3. That funny clicking in my engine…

…in my drivers seat, Bobby is under hood twirling wires, wiping dipsticks off, smudged tattoo, dark brown skin spinning, crumpled paper pocket numbers, flying alley dark showers. He is shirtless and worried about who will be the Jets new quarterback. After the disco bump, after the h-bomb sneak, after the dim slippery; approaching a grey like a drip drinking bar.

4. Its Payday…

…and I’ve got the green tree grow. We are the royal leaving limousines, names.

I am the mirror. Bobby looks, smiles, and he tilts his head. Barstools ride and red wine glasses, dancing rooms filled and jumping, like children chasing ice cream trucks. Bobby has the sun (I thought the sunlight would tell him) and we become a ride, a drunken taxicab, a noon-brewed coffee cup, and a wet shower towel (Bobby bathes in pools of green daises.)

5. Because this is the day…

… for Bobby to open his windows. I am the purple blood bloom. A genie rose from the burning flower between us found Bobby giggling, found my resting face, “Warrior, Spear, Kingdom,” and we are on a hill above a rolling river, we become the water. We become peeled orange sections. Thank you for the wet mouth, the glass wine, or this black boy, the pulling dreds, (his toes his ankle) and soft cotton underpants, and I a calico alley cat in spike red shoes searching Bobby’s chest for a warm heartbeat.

Forgiven

He bathes for me

on the tops of mountains

under full moon sky fire.

He pulls off clothes for me.

He raises legs and points and curls, and points and curls, and points and curls his toes,

an arabesque,

honey blue music drag, naked,

deep dances under midnights’ sliding black satin.

My bare hand holding him,

on dark corners, his night beauty spilling

rubies from his veins and repairing contracts torn

and tossed from my table.

I Crack Head

In September of ninety-seven

cocaine cut me a loose coke said, “go take you

a bath.” And then laughed at me as I dragged my evil body

up from below the tilted bridge. I was not more than naked really. All that was left

was the smell of blood on me, like a left-out package of ground beef grey

surrounded by swimming eggs and more pregnant flies.

Vote No on Prop 8

You and I are fucking

but we are not fertilizing eggs still

I wait at frosted windows during snowstorms

and warm up pot roasts (with my faggot ass)

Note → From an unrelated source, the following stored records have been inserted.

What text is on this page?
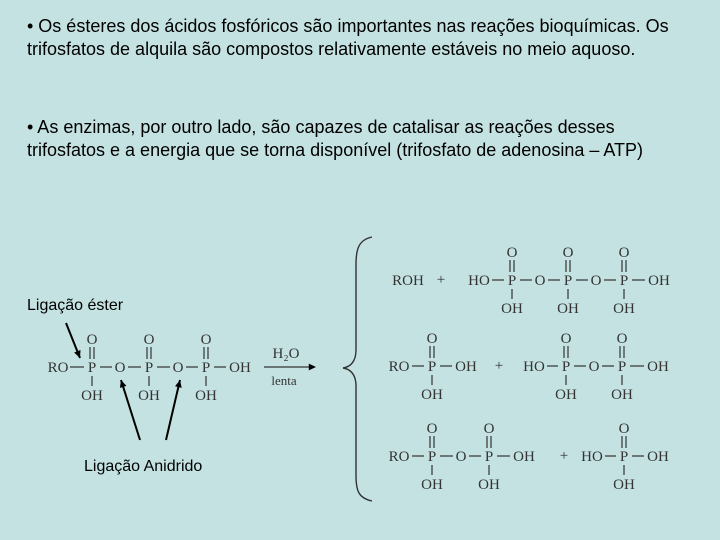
• Os ésteres dos ácidos fosfóricos são importantes nas reações bioquímicas. Os trifosfatos de alquila são compostos relativamente estáveis no meio aquoso.

• As enzimas, por outro lado, são capazes de catalisar as reações desses trifosfatos e a energia que se torna disponível (trifosfato de adenosina – ATP)

Ligação éster
Ligação Anidrido
RO P
O
OH
O P
O
OH
O P
O
OH
OH
H₂O
lenta
ROH + HO P
O
OH
O P
O
OH
O P
O
OH
OH
RO P
O
OH
OH + HO P
O
OH
O P
O
OH
OH
RO P
O
OH
O P
O
OH
OH + HO P
O
OH
OH
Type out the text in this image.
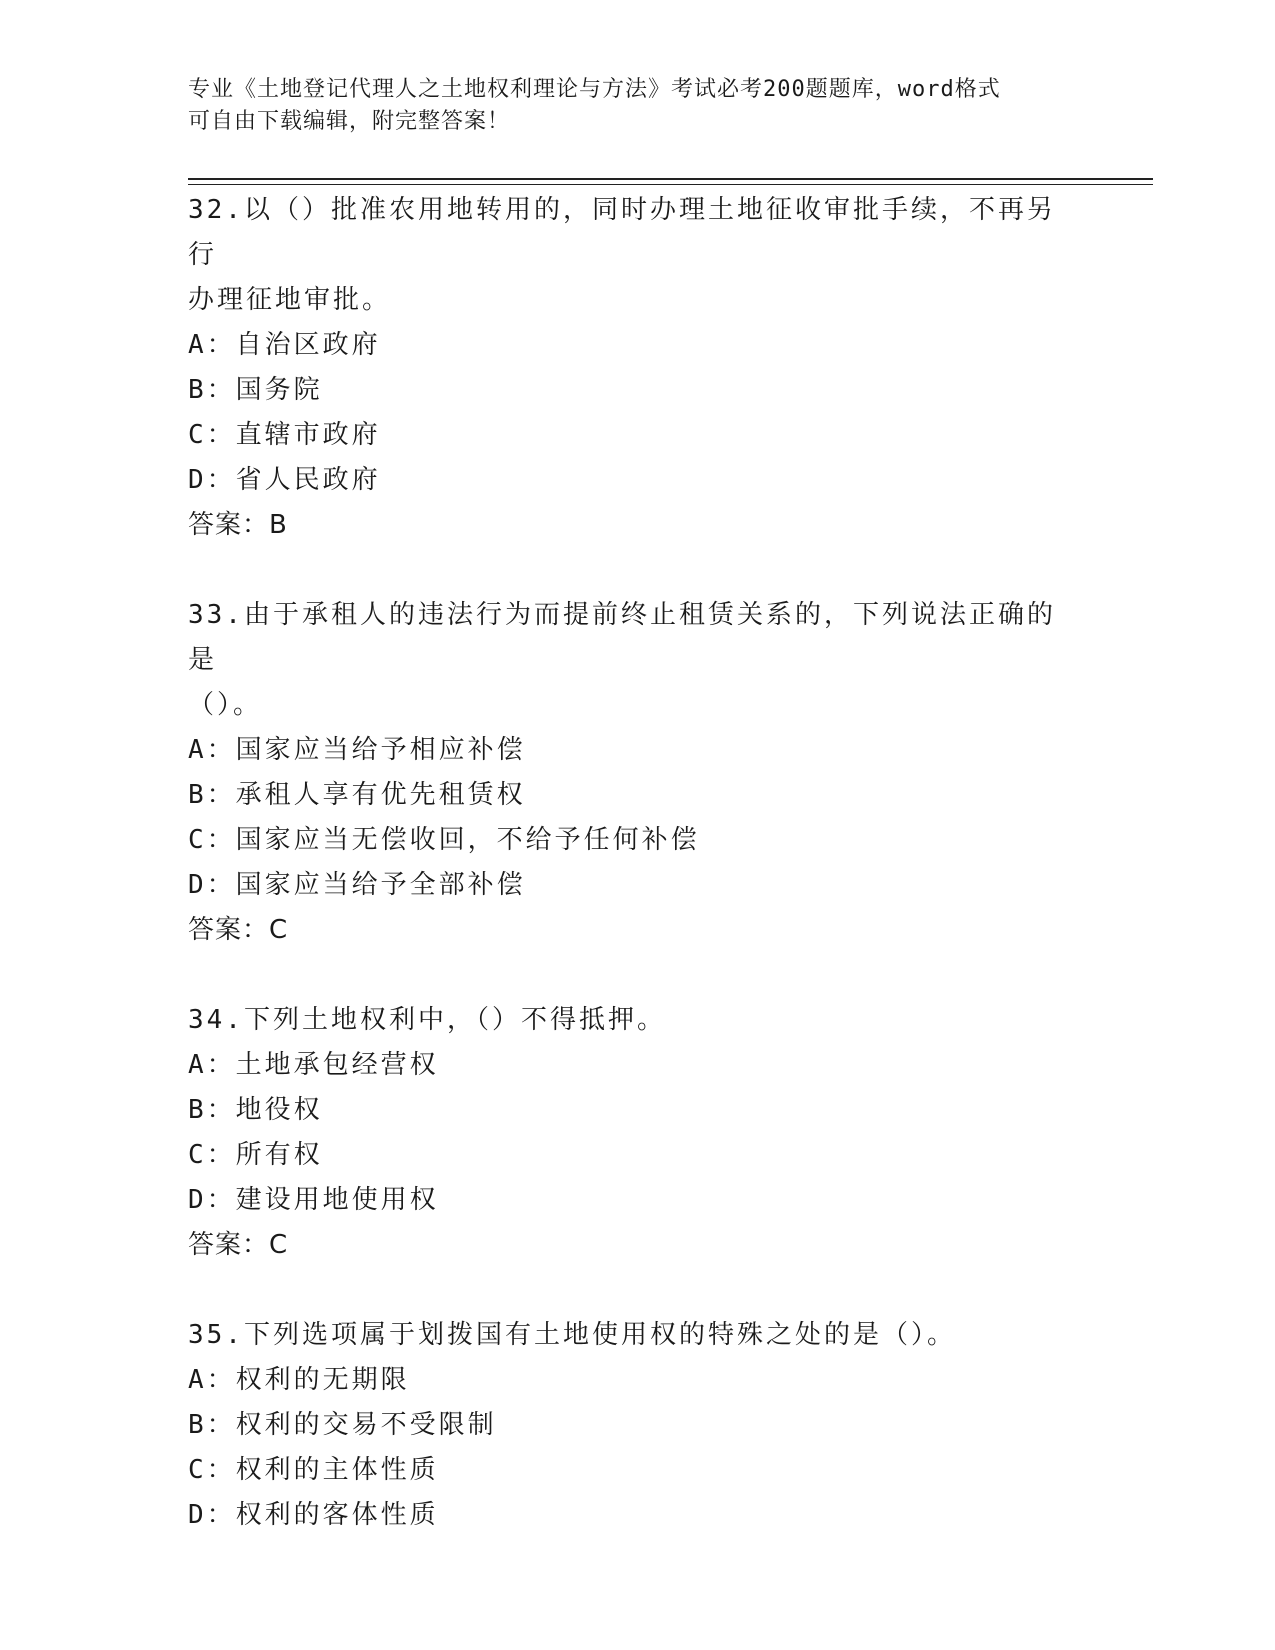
专业《土地登记代理人之土地权利理论与方法》考试必考200题题库，word格式
可自由下载编辑，附完整答案！
32.以（）批准农用地转用的，同时办理土地征收审批手续，不再另行
办理征地审批。
A：自治区政府
B：国务院
C：直辖市政府
D：省人民政府
答案：B
33.由于承租人的违法行为而提前终止租赁关系的，下列说法正确的是
（）。
A：国家应当给予相应补偿
B：承租人享有优先租赁权
C：国家应当无偿收回，不给予任何补偿
D：国家应当给予全部补偿
答案：C
34.下列土地权利中，（）不得抵押。
A：土地承包经营权
B：地役权
C：所有权
D：建设用地使用权
答案：C
35.下列选项属于划拨国有土地使用权的特殊之处的是（）。
A：权利的无期限
B：权利的交易不受限制
C：权利的主体性质
D：权利的客体性质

that tasted better at six-fifteen when you should

have walked through the door and stomped grey slush

from your foots and said It’s cold out there

while touching my mouth with your lips do you see how cold my mouth is

our faces are frozen together.

Stay at home Mom

She discovered lies, an asp wrapped around her marriage.

She stole an internet love look.

She met two black strangers in a desolate parking lot.

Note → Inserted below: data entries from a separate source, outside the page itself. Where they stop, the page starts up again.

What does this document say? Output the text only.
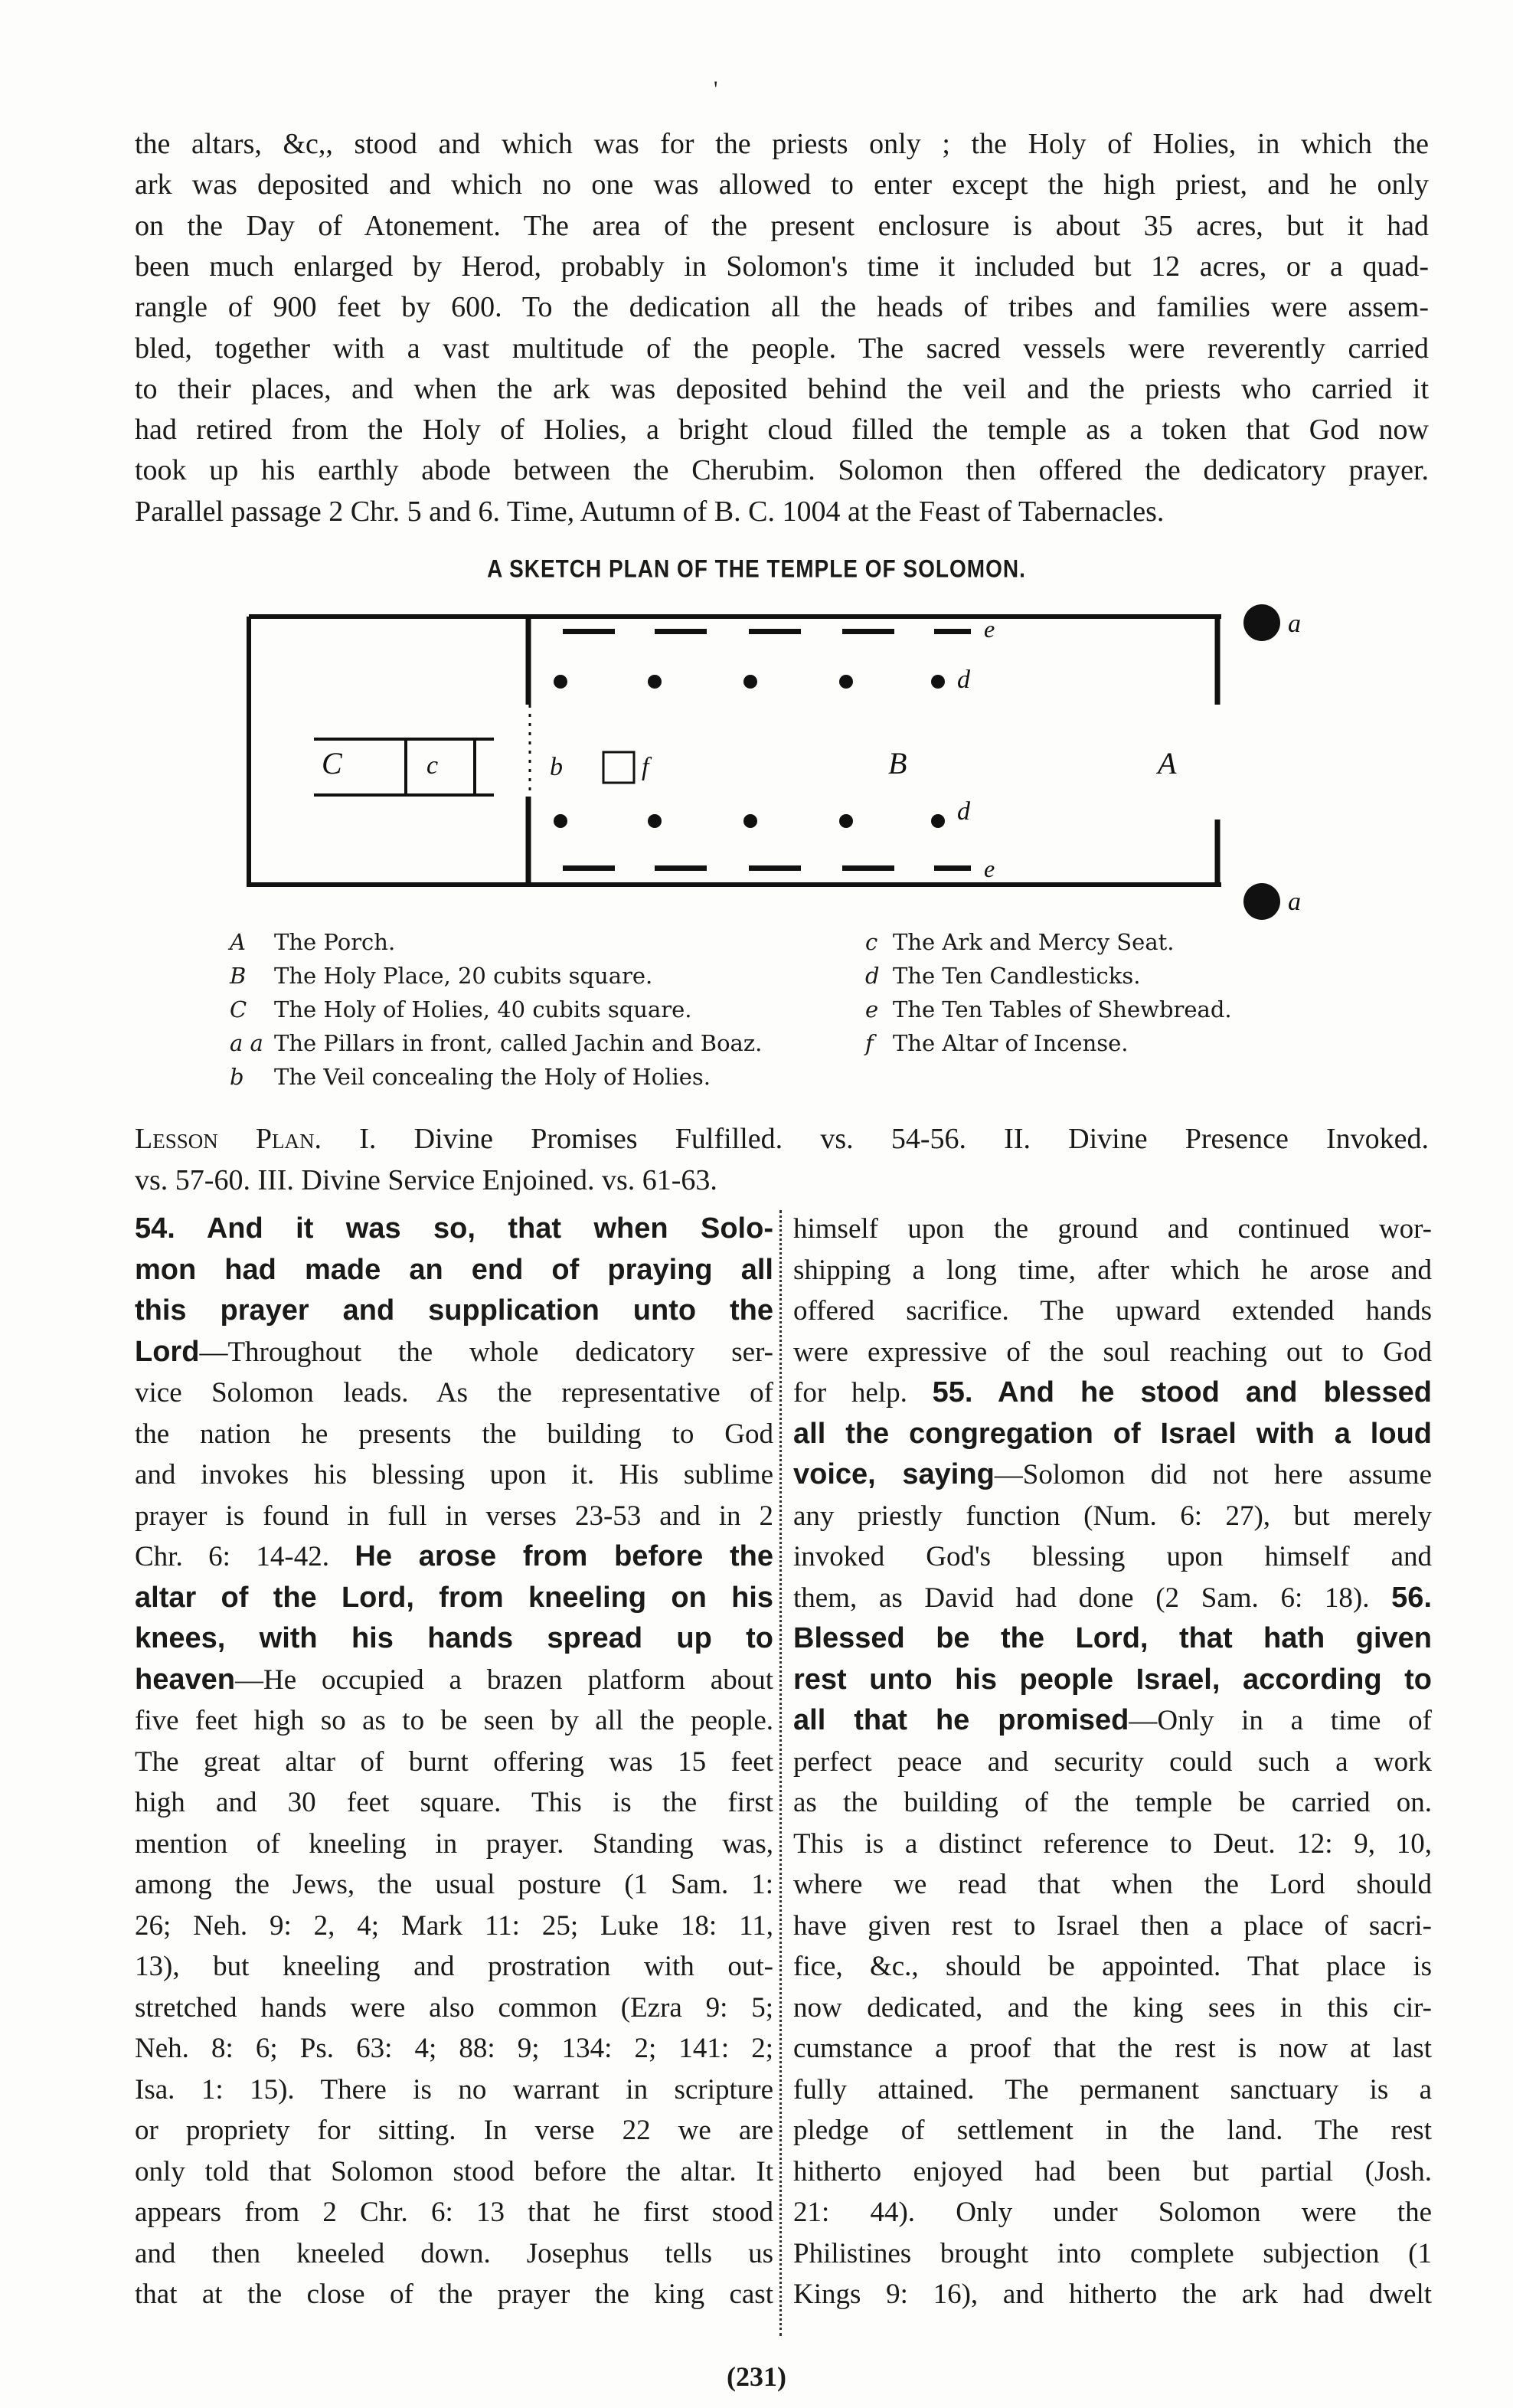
'
the altars, &c,, stood and which was for the priests only ; the Holy of Holies, in which the
ark was deposited and which no one was allowed to enter except the high priest, and he only
on the Day of Atonement. The area of the present enclosure is about 35 acres, but it had
been much enlarged by Herod, probably in Solomon's time it included but 12 acres, or a quad-
rangle of 900 feet by 600. To the dedication all the heads of tribes and families were assem-
bled, together with a vast multitude of the people. The sacred vessels were reverently carried
to their places, and when the ark was deposited behind the veil and the priests who carried it
had retired from the Holy of Holies, a bright cloud filled the temple as a token that God now
took up his earthly abode between the Cherubim. Solomon then offered the dedicatory prayer.
Parallel passage 2 Chr. 5 and 6. Time, Autumn of B. C. 1004 at the Feast of Tabernacles.
A SKETCH PLAN OF THE TEMPLE OF SOLOMON.
C	c	b	f	B	A
d
d
e
e
a
a
A The Porch.
B The Holy Place, 20 cubits square.
C The Holy of Holies, 40 cubits square.
a a The Pillars in front, called Jachin and Boaz.
b The Veil concealing the Holy of Holies.
c The Ark and Mercy Seat.
d The Ten Candlesticks.
e The Ten Tables of Shewbread.
f The Altar of Incense.
Lesson Plan. I. Divine Promises Fulfilled. vs. 54-56. II. Divine Presence Invoked.
vs. 57-60. III. Divine Service Enjoined. vs. 61-63.

54. And it was so, that when Solo-

mon had made an end of praying all

this prayer and supplication unto the

Lord—Throughout the whole dedicatory ser-

vice Solomon leads. As the representative of

the nation he presents the building to God

and invokes his blessing upon it. His sublime

prayer is found in full in verses 23-53 and in 2

Chr. 6: 14-42. He arose from before the

altar of the Lord, from kneeling on his

knees, with his hands spread up to

heaven—He occupied a brazen platform about

five feet high so as to be seen by all the people.

The great altar of burnt offering was 15 feet

high and 30 feet square. This is the first

mention of kneeling in prayer. Standing was,

among the Jews, the usual posture (1 Sam. 1:

26; Neh. 9: 2, 4; Mark 11: 25; Luke 18: 11,

13), but kneeling and prostration with out-

stretched hands were also common (Ezra 9: 5;

Neh. 8: 6; Ps. 63: 4; 88: 9; 134: 2; 141: 2;

Isa. 1: 15). There is no warrant in scripture

or propriety for sitting. In verse 22 we are

only told that Solomon stood before the altar. It

appears from 2 Chr. 6: 13 that he first stood

and then kneeled down. Josephus tells us

that at the close of the prayer the king cast

himself upon the ground and continued wor-

shipping a long time, after which he arose and

offered sacrifice. The upward extended hands

were expressive of the soul reaching out to God

for help. 55. And he stood and blessed

all the congregation of Israel with a loud

voice, saying—Solomon did not here assume

any priestly function (Num. 6: 27), but merely

invoked God's blessing upon himself and

them, as David had done (2 Sam. 6: 18). 56.

Blessed be the Lord, that hath given

rest unto his people Israel, according to

all that he promised—Only in a time of

perfect peace and security could such a work

as the building of the temple be carried on.

This is a distinct reference to Deut. 12: 9, 10,

where we read that when the Lord should

have given rest to Israel then a place of sacri-

fice, &c., should be appointed. That place is

now dedicated, and the king sees in this cir-

cumstance a proof that the rest is now at last

fully attained. The permanent sanctuary is a

pledge of settlement in the land. The rest

hitherto enjoyed had been but partial (Josh.

21: 44). Only under Solomon were the

Philistines brought into complete subjection (1

Kings 9: 16), and hitherto the ark had dwelt

(231)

She fucked them both, hidden behind rusted leaves.

She came home, woke her husband’s left-alone flaxen baby girl.

(the infant had slid out of her seven months ago like a green turd)

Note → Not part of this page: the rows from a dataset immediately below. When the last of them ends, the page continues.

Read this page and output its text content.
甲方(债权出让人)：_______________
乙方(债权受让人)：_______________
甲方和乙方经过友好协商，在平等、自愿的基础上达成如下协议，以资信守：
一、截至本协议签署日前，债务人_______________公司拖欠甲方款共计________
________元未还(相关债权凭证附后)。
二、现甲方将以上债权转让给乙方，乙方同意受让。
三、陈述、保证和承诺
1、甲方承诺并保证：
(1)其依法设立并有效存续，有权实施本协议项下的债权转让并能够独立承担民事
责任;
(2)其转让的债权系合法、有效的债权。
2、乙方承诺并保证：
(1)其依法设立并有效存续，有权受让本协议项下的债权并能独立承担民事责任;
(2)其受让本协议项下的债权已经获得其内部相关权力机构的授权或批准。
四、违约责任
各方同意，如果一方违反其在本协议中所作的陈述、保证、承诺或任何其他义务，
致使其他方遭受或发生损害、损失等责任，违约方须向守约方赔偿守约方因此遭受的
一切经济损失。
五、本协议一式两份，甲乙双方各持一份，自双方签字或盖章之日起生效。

She fed the brat’s sniveling pink mouth with milk from her soiled sticky breast.

She drew gravel from her nostrils and spat on the boiling beef stew prepared for her spouse.

She served his 6 o’clock meal and slippers dressed in a crisp Donna Reed apron and smiled him a kiss.

The Crack Head

We ran low.

While smoking over Murt’s house

so we sent him out for more but he was cut down

By five pieces of lead spinning quickly I stepped over

his staring eye after blood running down the street to trap

the fleeing gunman to beg him please sell me two more.

The Ghetto

Maria saved her own and her three beige children’s

yellow project piss in large Hellmann’s jars,

and threw it out of her neat third floor apartment window

at the crack head bitches she heard

loudly sucking dick at all hours of the night.